6. Não significa isto que não façamos
viagens no tempo, mas doutra maneira, atenuando tanto quanto possível o nosso
tempo e espaço, o agora e aqui dos nossos movimentos quotidianos, fechando-nos no
silêncio da leitura dum livro de
Platão ou de Marcos, de Dante ou de Galileu, encontrando a estranheza de outros
códigos de viver que os textos reproduzem e se aprendem com vagar, sem nunca
sermos capazes de nos esquecer do que sabemos depois desse passado visitado. Ou
com iguais cuidados de atenuação, fecharmo-nos na sala escura dum cinema que nos dê um filme histórico de
qualidade, nomeadamente na atenção aos códigos, como o inesquecível Pasolini
sobre o evangelho de Mateus, que devo ter visto algumas cinco vezes. São
experiências em que somos raptados ao nosso aqui e agora, levados pelo que
lemos ou vemos, num tempo ficcionado que nunca foi presente. E o que assim se
aprende dá-nos cultura histórica que se acrescenta como experiência cultural à
memória de experiências de vida, sem a qual o nosso ‘aqui e agora’, sem
passado, seria também incapaz de futuro. Estes dois tempos de antes e depois
que Aristóteles colocou na sua fabulosa definição de tempo, ‘passado’ e
‘futuro’, só têm sentido no ‘presente’, como revisto o primeiro e antecipado
(mais ou menos vagamente, consoante a distância) o segundo. Esta noção de
‘distância’ entre períodos de tempo e a de ‘linha temporal’ mostram bem como o
tempo e o espaço são indissociáveis e como este é o único que se dá à medida
directamente, sem relógios[6];
é que os relógios são justamente a impossibilidade de viajar no tempo para o
medir: quando se chega ao termo do período a medir, já se está neste tempo
final, sem se poder voltar ao inicial, o tempo vai connosco, não podemos sair
dele! Trata-se justamente da irreversibilidade que Prigogine apontou como
lacuna do tempo dos físicos, que podem repetir os percursos e inclusivamente
por vezes fazê-los em sentido inverso. A relatividade restrita de Einstein
implica que, para velocidades perto da da luz, tem que se ter em conta também o
percurso da luz do olhar que mede que se junta ao tempo do percurso a medir: é
engraçado, ele trabalhava no registo de patentes de Zurich e na época procurava-se
encontrar maneira de sintonizar os vários relógios nas grandes cidades,
relativamente distantes, tendo ele que apreciar várias propostas que foram
submetidas. Físico teórico, sem dúvida, mas com problemas práticos que pediam
soluções teóricas, à maneira dos puzzles de Kuhn.

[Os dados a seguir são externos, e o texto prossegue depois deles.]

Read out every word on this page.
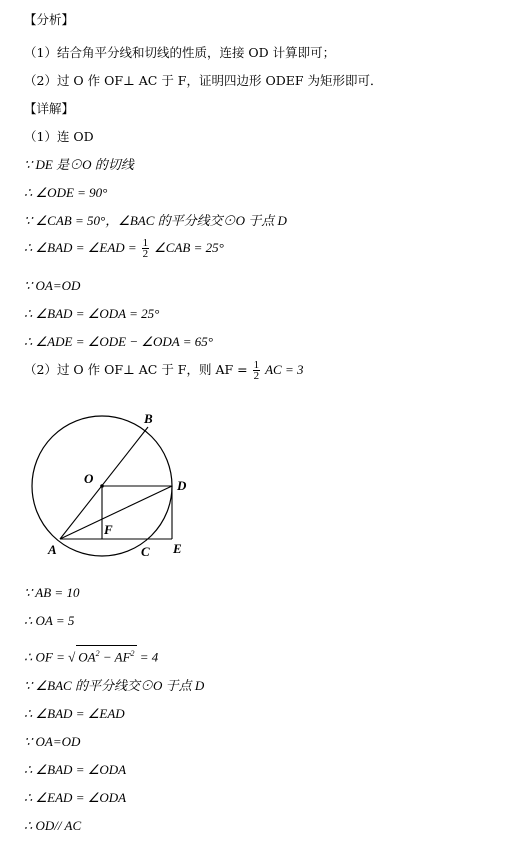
【分析】
（1）结合角平分线和切线的性质，连接 OD 计算即可；
（2）过 O 作 OF⊥ AC 于 F，证明四边形 ODEF 为矩形即可．
【详解】
（1）连 OD
∵ DE 是⊙O 的切线
∴ ∠ODE = 90°
∵ ∠CAB = 50°，∠BAC 的平分线交⊙O 于点 D
∴ ∠BAD = ∠EAD = $\frac{1}{2}$ ∠CAB = 25°
∵ OA=OD
∴ ∠BAD = ∠ODA = 25°
∴ ∠ADE = ∠ODE − ∠ODA = 65°
（2）过 O 作 OF⊥ AC 于 F，则 AF = $\frac{1}{2}$ AC = 3
B
O	D
F
A	C E
∵ AB = 10
∴ OA = 5
∴ OF = √ $OA^2 - AF^2 = 4$
∵ ∠BAC 的平分线交⊙O 于点 D
∴ ∠BAD = ∠EAD
∵ OA=OD
∴ ∠BAD = ∠ODA
∴ ∠EAD = ∠ODA
∴ OD// AC
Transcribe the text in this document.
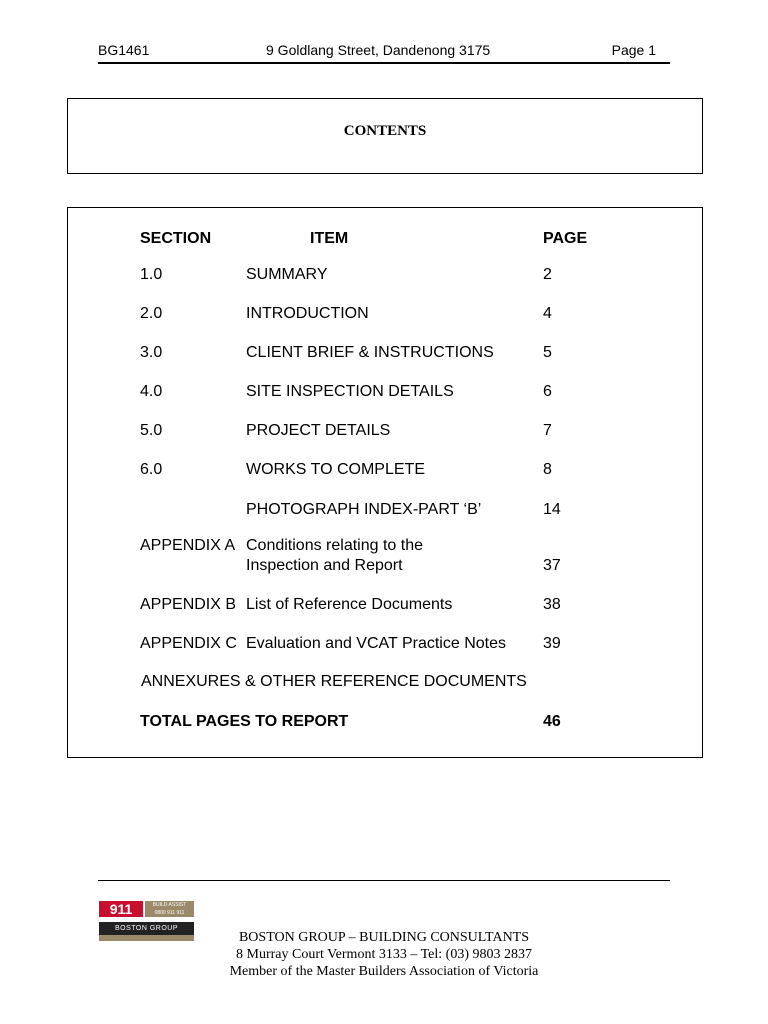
BG1461	9 Goldlang Street, Dandenong 3175	Page 1
CONTENTS
SECTION	ITEM	PAGE
1.0	SUMMARY	2
2.0	INTRODUCTION	4
3.0	CLIENT BRIEF & INSTRUCTIONS	5
4.0	SITE INSPECTION DETAILS	6
5.0	PROJECT DETAILS	7
6.0	WORKS TO COMPLETE	8
PHOTOGRAPH INDEX-PART ‘B’	14
APPENDIX A Conditions relating to the
Inspection and Report	37
APPENDIX B List of Reference Documents	38
APPENDIX C Evaluation and VCAT Practice Notes 39
ANNEXURES & OTHER REFERENCE DOCUMENTS
TOTAL PAGES TO REPORT	46
911	BUILD ASSIST
0800 911 911
BOSTON GROUP
BOSTON GROUP – BUILDING CONSULTANTS
8 Murray Court Vermont 3133 – Tel: (03) 9803 2837
Member of the Master Builders Association of Victoria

[1] São dados três exemplos
dessas questões : “Deus existe ?Como é que
o universo começou ? Pode-se prever o futuro ou viajar no tempo ?”
[2] ‘Materiau’ é um termo que em francês se usa no plural para
materiais de construção, com usos técnicos excepcionais no singular, o
adjectivo ‘maleável’ atenuando esse caracter constructivo.
[3] Há um texto de Alexandre
Koyré que mostra como os laboratórios da nova ciência obrigaram à invenção de
relógios permitindo ‘medir’ o tempo, os pêndulos que refere Hawking.
[6] No relógio
medimos ‘espaços’ do movimento dos ponteiros; nos digitais, o tempo é dado directamente
pelo tempo que há entre os números.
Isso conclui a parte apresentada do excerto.